There is another, bigger threat hidden in these coal train and oil train proposals—the threat of an economic system that commits us to more and more fossil fuel infrastructure and the growing markets for our coal, oil and gas in developing countries. The World Energy Outlook report of the International Energy Agency said in 2011 and again in 2012 that to have a good chance of avoiding catastrophic global warming, we have only a few years to begin the transition away from fossil fuels. It warned that each new investment in fossil fuel infrastructure such as pipelines and terminals commits us to many years of greenhouse gas emissions, and that there is very little room left in the atmosphere for any more. Unfortunately, this analysis is based on optimistic International Panel on Climate Change conclusions that neglect dynamic processes such as melting ice caps and methane release from permafrost.
Our current laws, permitting processes, and economic system are throwing us headlong into a future drenched in fossil fuels. Like the local environmental risks brought by the coal trains and oil trains, the problems created by greenhouse gas emissions are effectively disregarded by the current SEPA, zoning and permitting processes. These legal processes are broken. They are not protecting the local environment, the physical limits of the atmosphere and climate, or the people who will be impacted by these projects. The current government and legal system are presiding over the unthinkable. The burning of fossil fuels is destabilizing the climate, compromising earth’s life support systems, and causing species extinction and loss of biodiversity that has evolved over millions of years. Ultimately, the loss of agricultural regions, drought, floods, climate refugees, and resulting political destabilization may threaten civilization itself, creating conditions which, as former Tyndall Centre director Kevin Anderson says, are “incompatible with an organized global community.” No legal process that permits destruction of ecosystem services that human life depends upon is legitimate.
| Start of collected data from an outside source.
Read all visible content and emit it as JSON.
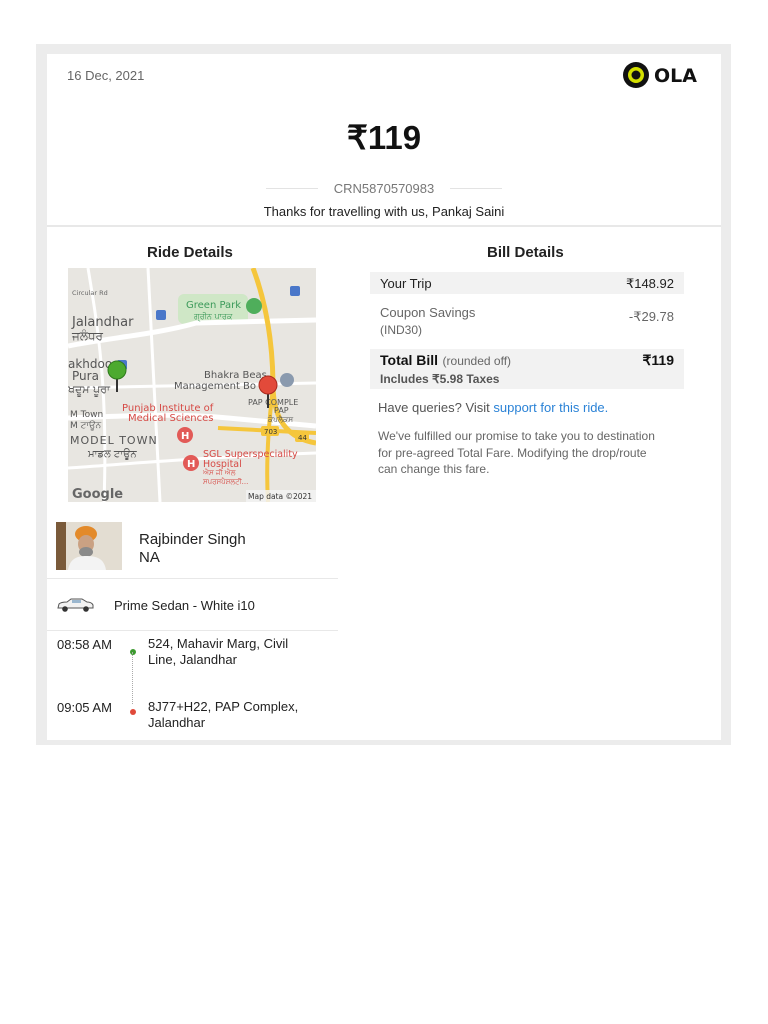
{
  "header": {
    "date": "16 Dec, 2021",
    "brand": "OLA",
    "amount": "₹119",
    "crn": "CRN5870570983",
    "thanks": "Thanks for travelling with us, Pankaj Saini"
  },
  "ride": {
    "title": "Ride Details",
    "map": {
      "labels": {
        "jalandhar": "Jalandhar",
        "jalandhar_pa": "ਜਲੰਧਰ",
        "green_park": "Green Park",
        "green_park_pa": "ਗ੍ਰੀਨ ਪਾਰਕ",
        "kakhdoo": "akhdoo",
        "pura": "Pura",
        "pura_pa": "ਖਦੂਮ ਪੂਰਾ",
        "bhakra": "Bhakra Beas",
        "mgmt": "Management Bo",
        "pap": "PAP COMPLE",
        "pap2": "PAP",
        "pap_pa": "ਕੰਪਲੈਕਸ",
        "pims1": "Punjab Institute of",
        "pims2": "Medical Sciences",
        "mtown": "M Town",
        "mtown_pa": "M ਟਾਊਨ",
        "model_town": "MODEL TOWN",
        "model_town_pa": "ਮਾਡਲ ਟਾਊਨ",
        "sgl1": "SGL Superspeciality",
        "sgl2": "Hospital",
        "sgl_pa1": "ਐਸ ਜੀ ਐਲ",
        "sgl_pa2": "ਸਪਰਸਪੈਸ਼ਲਟੀ...",
        "road_703": "703",
        "road_44": "44",
        "circular": "Circular Rd",
        "google": "Google",
        "map_data": "Map data ©2021"
      }
    },
    "driver": {
      "name": "Rajbinder Singh",
      "sub": "NA"
    },
    "vehicle": "Prime Sedan - White i10",
    "stops": [
      {
        "time": "08:58 AM",
        "address": "524, Mahavir Marg, Civil Line, Jalandhar"
      },
      {
        "time": "09:05 AM",
        "address": "8J77+H22, PAP Complex, Jalandhar"
      }
    ]
  },
  "bill": {
    "title": "Bill Details",
    "your_trip_label": "Your Trip",
    "your_trip_value": "₹148.92",
    "coupon_label": "Coupon Savings",
    "coupon_code": "(IND30)",
    "coupon_value": "-₹29.78",
    "total_label": "Total Bill",
    "total_note": "(rounded off)",
    "total_value": "₹119",
    "taxes": "Includes ₹5.98 Taxes",
    "queries_prefix": "Have queries? Visit",
    "queries_link": "support for this ride.",
    "note": "We've fulfilled our promise to take you to destination for pre-agreed Total Fare. Modifying the drop/route can change this fare."
  },
  "colors": {
    "brand_black": "#111111",
    "brand_yellow": "#d4e000",
    "link": "#2a82d6",
    "pickup_green": "#3c9a2f",
    "drop_red": "#e04a3a"
  }
}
The coal train issue was so clear, so easy to define. A coal train terminal at the Port of Grays Harbor was so obviously wrong. The insidious hidden danger in these oil train terminal proposals—the threat of an economic system committing us to more and more fossil fuel infrastructure—is harder to define, more difficult to explain, and harder to fight. At the heart of this fossil fuel infrastructure decision is something new—an unprecedented intergenerational rights issue. For the first time in history, one generation will determine what kind of earth the generations that follow will live in. If we are human and moral and courageous, we will stop building fossil fuel infrastructure now, and begin the transition to renewables. At stake are the rights of our grandchildren to civilization and an undiminished earth.